Themes of spiritual reflection are evident in most of the tracks. Inspired by Philippians 4:13, “Prayer” features a melody that is moody, melancholic, and mournful, a plea for forgiveness. Later on, in the back half of the album, the seven movements of the “Preludes for a Prayer” embrace the ambience created by Nagy’s solo organ performance.
ANGELUS is Nagy’s foray into a unique blend of post-minimalism and traditional. The composer finds inspiration in both ends of the spectrum. The tender droning melodies ring in the eponymous track evoking ease and a soothing mood. In stark contrast, the five movements of “Litanies of the Soul” generate augmented power, creating the yin and yang of disturbing and recreating peace.

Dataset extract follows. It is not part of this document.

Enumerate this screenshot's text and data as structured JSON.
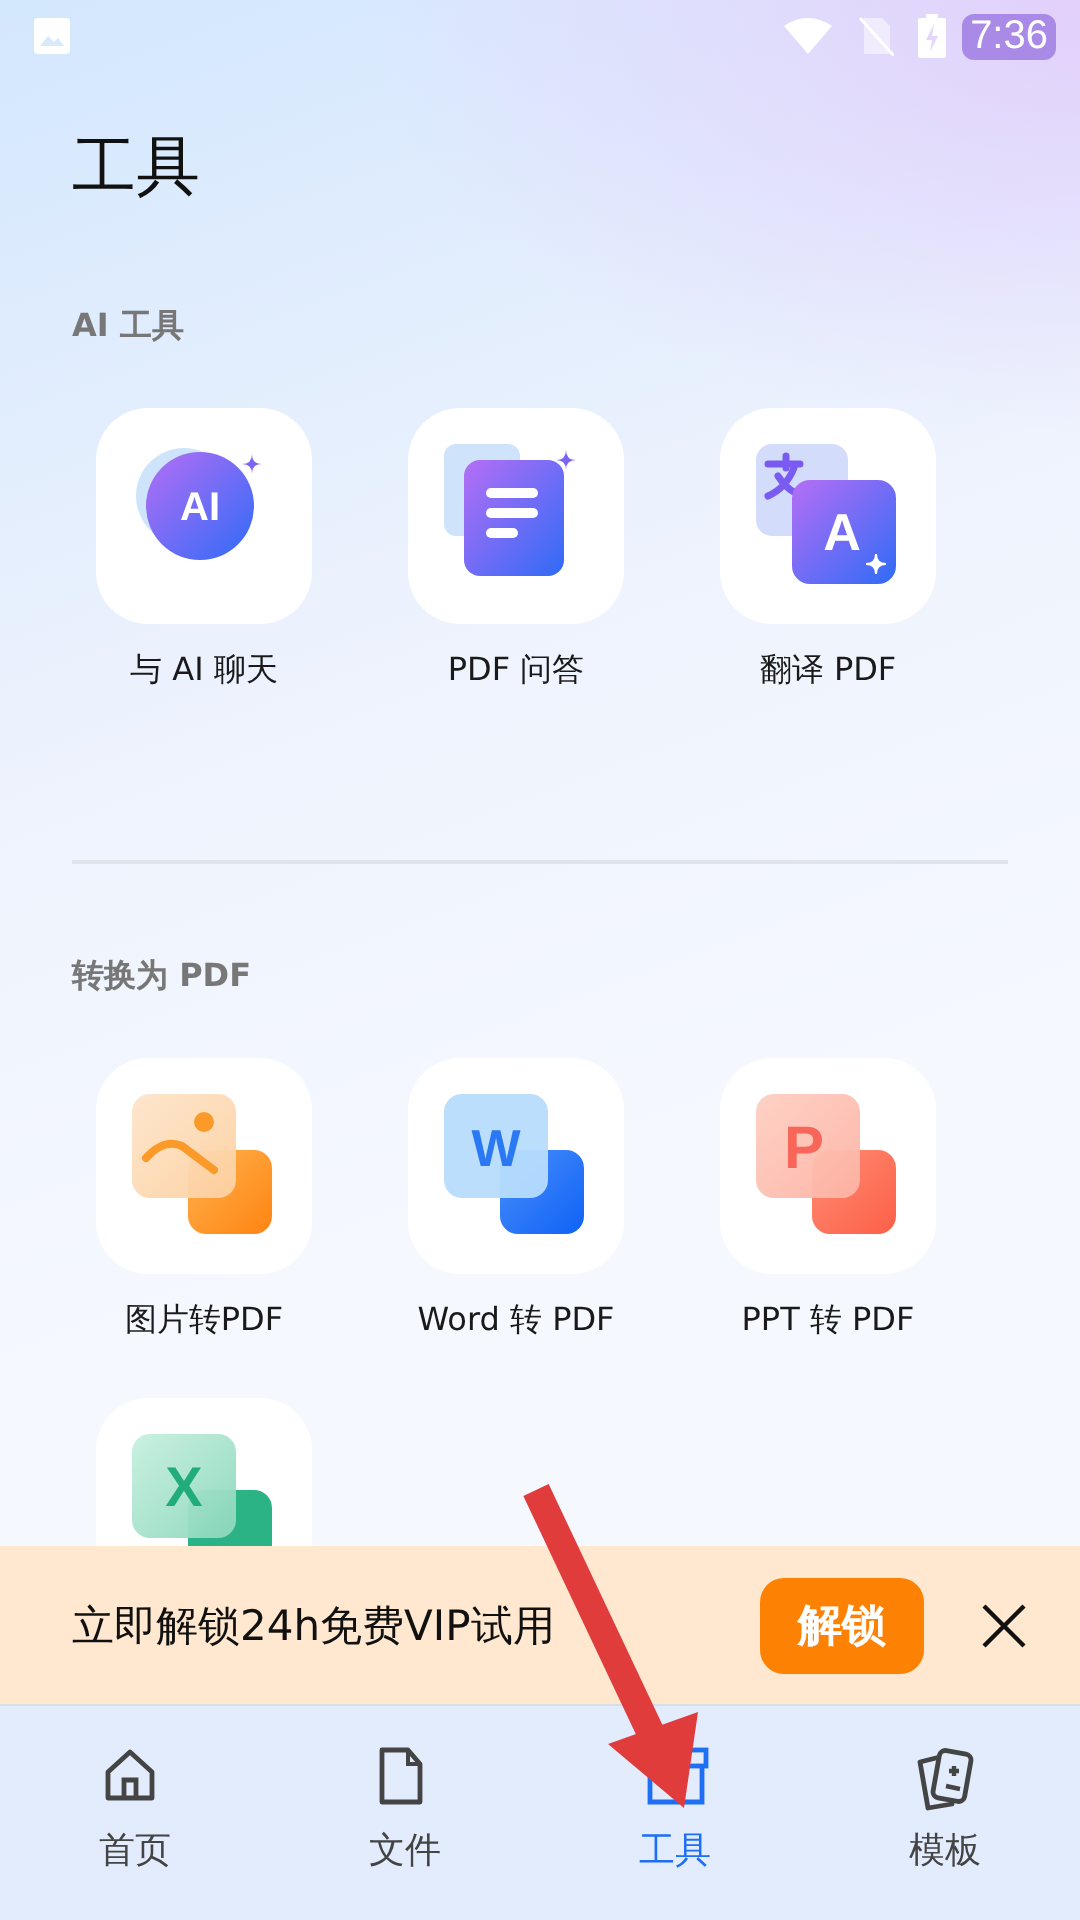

While the album promotes the theme of internal investigation, the performance is by no means stream-of-consciousness. Despite its free-flowing feel, each composition is meticulously written. Rather than being a reactionary performance, the movements in ANGELUS feel like chapters in a document. Each one captures the shifts in dynamic and repetitive melodies that builds the complexity with each passing second until the explosion of the last movement arrives. Then, just as quietly as ANGELUS was born, the finale rings into a moment of closure and then ceases, completed.